Together with Laudes Foundation, we were co-funding a program under the Planet Tracker umbrella called Textiles Tracker, to support investors and owners to better minimise fashion’s negative impacts on people and planet.
- Finded the points in the textiles supply chain that are creating the greatest damage,
- analysed their financial value,
- provided transparency of ownership and,
- through owners and investors, sought to create pressure for change in industry practices.
Valuing natural capital in the textile industry and relating it to financial risk creates potential to catalyse a change in investment behaviour. And by factoring in the cost of natural capital into financial flows, change can happen far more rapidly as businesses cannot risk loss of capital.
The findings of Planet Tracker’s research are shared with investors with holdings in companies across the textile and fashion value chain. Investors are also advised on how to measure the environmental risks of their specific portfolios.
Why targeting the fashion industry?
Global investors are also owners and major shareholders in the fashion value chain, and therefore uniquely positioned to create positive change with both speed and scale.
According to Planet Tracker, clothing production globally has doubled since 2000 whilst we use our clothes less times, with up to 73% of produced clothing ending up in landfill annually.
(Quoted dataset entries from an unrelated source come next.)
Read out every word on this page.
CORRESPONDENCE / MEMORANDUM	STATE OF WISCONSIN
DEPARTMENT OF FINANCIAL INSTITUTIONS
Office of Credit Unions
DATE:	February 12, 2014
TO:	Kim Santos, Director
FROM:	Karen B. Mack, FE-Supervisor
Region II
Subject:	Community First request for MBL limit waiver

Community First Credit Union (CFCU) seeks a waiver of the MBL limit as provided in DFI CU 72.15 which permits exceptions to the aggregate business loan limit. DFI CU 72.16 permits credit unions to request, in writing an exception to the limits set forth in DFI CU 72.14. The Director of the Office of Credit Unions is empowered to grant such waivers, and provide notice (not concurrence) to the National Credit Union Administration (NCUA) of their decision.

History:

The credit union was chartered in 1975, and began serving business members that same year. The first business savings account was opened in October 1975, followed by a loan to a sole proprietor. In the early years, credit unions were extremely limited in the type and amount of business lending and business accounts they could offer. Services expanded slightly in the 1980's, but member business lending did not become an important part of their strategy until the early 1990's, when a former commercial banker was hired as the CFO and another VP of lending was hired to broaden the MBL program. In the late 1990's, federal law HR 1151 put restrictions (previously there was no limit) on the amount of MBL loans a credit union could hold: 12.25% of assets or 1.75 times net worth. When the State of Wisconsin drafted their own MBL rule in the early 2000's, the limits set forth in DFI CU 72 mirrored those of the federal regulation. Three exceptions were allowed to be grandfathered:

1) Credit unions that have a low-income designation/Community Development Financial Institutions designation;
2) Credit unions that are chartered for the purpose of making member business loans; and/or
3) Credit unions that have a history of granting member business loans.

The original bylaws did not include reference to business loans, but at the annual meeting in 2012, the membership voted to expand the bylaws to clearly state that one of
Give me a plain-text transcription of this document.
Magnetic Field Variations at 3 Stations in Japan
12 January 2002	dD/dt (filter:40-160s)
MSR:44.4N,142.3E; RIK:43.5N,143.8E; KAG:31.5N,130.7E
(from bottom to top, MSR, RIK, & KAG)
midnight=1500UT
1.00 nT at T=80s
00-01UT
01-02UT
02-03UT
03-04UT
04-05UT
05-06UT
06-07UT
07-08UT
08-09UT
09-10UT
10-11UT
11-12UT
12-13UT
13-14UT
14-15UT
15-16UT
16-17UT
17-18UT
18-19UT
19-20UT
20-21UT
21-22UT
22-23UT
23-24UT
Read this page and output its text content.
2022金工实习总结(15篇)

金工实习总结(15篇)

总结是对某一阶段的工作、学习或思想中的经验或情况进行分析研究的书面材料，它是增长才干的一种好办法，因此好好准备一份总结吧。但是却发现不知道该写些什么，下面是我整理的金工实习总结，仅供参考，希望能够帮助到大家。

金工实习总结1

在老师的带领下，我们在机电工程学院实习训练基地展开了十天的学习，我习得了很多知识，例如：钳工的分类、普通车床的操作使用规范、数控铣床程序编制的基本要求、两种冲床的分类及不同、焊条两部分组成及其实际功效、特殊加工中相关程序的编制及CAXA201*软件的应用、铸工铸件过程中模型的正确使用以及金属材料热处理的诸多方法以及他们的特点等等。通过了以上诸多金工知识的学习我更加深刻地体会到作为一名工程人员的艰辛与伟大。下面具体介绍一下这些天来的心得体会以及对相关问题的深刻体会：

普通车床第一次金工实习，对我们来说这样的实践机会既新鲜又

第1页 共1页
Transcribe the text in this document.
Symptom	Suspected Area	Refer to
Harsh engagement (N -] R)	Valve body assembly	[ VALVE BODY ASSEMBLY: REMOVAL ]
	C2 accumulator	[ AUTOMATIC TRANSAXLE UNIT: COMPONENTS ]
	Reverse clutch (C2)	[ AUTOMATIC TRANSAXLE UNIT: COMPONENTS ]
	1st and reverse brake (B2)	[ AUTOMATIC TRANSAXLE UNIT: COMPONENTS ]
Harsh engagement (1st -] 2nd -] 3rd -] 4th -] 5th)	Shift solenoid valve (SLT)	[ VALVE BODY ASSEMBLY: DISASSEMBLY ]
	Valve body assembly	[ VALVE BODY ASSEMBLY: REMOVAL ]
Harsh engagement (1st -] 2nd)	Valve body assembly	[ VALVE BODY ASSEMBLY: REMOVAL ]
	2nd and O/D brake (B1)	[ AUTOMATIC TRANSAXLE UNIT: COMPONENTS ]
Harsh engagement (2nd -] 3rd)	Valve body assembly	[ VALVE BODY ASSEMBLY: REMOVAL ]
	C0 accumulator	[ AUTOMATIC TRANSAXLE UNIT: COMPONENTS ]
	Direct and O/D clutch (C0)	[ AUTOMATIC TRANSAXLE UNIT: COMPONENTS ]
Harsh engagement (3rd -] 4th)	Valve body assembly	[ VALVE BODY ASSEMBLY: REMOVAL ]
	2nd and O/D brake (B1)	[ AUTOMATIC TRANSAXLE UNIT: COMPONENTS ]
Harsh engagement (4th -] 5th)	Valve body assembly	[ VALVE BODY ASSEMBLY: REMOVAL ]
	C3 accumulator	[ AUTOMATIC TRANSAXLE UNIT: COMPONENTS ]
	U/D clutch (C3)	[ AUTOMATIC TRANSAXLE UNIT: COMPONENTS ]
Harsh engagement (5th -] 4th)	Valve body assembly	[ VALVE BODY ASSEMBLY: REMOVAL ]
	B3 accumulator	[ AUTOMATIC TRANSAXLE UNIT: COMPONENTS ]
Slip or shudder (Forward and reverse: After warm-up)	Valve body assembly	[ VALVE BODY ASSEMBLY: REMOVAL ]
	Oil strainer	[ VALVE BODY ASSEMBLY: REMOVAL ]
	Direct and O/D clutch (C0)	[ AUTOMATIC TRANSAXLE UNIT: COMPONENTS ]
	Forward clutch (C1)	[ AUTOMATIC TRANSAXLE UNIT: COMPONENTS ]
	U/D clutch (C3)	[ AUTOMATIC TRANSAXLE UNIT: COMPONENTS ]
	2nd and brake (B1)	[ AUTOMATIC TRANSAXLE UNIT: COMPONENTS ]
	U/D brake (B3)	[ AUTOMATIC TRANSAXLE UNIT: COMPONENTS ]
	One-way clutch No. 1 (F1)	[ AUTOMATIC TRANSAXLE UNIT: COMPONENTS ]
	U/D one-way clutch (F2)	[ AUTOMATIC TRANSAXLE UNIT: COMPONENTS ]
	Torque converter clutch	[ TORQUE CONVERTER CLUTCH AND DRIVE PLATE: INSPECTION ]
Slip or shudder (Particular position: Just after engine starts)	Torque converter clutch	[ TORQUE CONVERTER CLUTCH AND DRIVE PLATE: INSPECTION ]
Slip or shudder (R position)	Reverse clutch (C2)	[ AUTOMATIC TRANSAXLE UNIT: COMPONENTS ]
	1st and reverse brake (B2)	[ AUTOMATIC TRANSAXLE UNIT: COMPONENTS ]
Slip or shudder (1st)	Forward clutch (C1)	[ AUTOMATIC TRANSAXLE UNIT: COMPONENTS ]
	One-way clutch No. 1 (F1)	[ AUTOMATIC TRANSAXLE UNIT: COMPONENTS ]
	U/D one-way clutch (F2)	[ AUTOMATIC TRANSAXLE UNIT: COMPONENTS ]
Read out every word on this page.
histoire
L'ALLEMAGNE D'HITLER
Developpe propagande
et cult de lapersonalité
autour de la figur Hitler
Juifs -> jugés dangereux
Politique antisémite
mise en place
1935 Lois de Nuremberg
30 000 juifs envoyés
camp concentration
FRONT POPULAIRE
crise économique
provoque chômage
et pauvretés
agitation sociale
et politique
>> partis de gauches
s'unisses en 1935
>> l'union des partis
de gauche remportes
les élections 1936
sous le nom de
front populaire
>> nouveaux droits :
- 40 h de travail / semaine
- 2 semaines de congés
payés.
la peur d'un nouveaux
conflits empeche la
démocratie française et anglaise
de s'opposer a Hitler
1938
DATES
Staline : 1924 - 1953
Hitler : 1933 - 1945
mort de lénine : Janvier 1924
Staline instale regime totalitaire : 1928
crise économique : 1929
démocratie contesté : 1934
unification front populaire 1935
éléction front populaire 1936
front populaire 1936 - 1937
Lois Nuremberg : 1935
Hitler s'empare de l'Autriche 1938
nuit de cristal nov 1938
Needless to say, the industry’s current sourcing and manufacturing processes are unsustainable.
Without change, business-as-usual dynamics are projected as follows by 2050:
- Carbon emissions will represent 26% of the global carbon budget (vs 2% in 2015).
- Non-renewable energy inputs into the supply chain (oil, coal) will increase to 300m tonnes per year (vs. 98m in 2015).
- Microplastic fibres entering the ocean will accumulate to 22m tonnes (the equivalent of four billion polyester t-shirts entering the ocean each year until 2050).
Many aspects of the textiles supply chain have potentially large risks if natural capital is not properly costed into financial valuations – from the design that drives the choices of raw materials and dyes, to processing and manufacturing, through to disposal and waste management.
By understanding the fashion industry’s investment systems and quantifying financial flows at risk, the hypothesis is that change will occur far more rapidly as businesses cannot risk loss of capital or indeed reputation which has a knock-on impact on financial flows.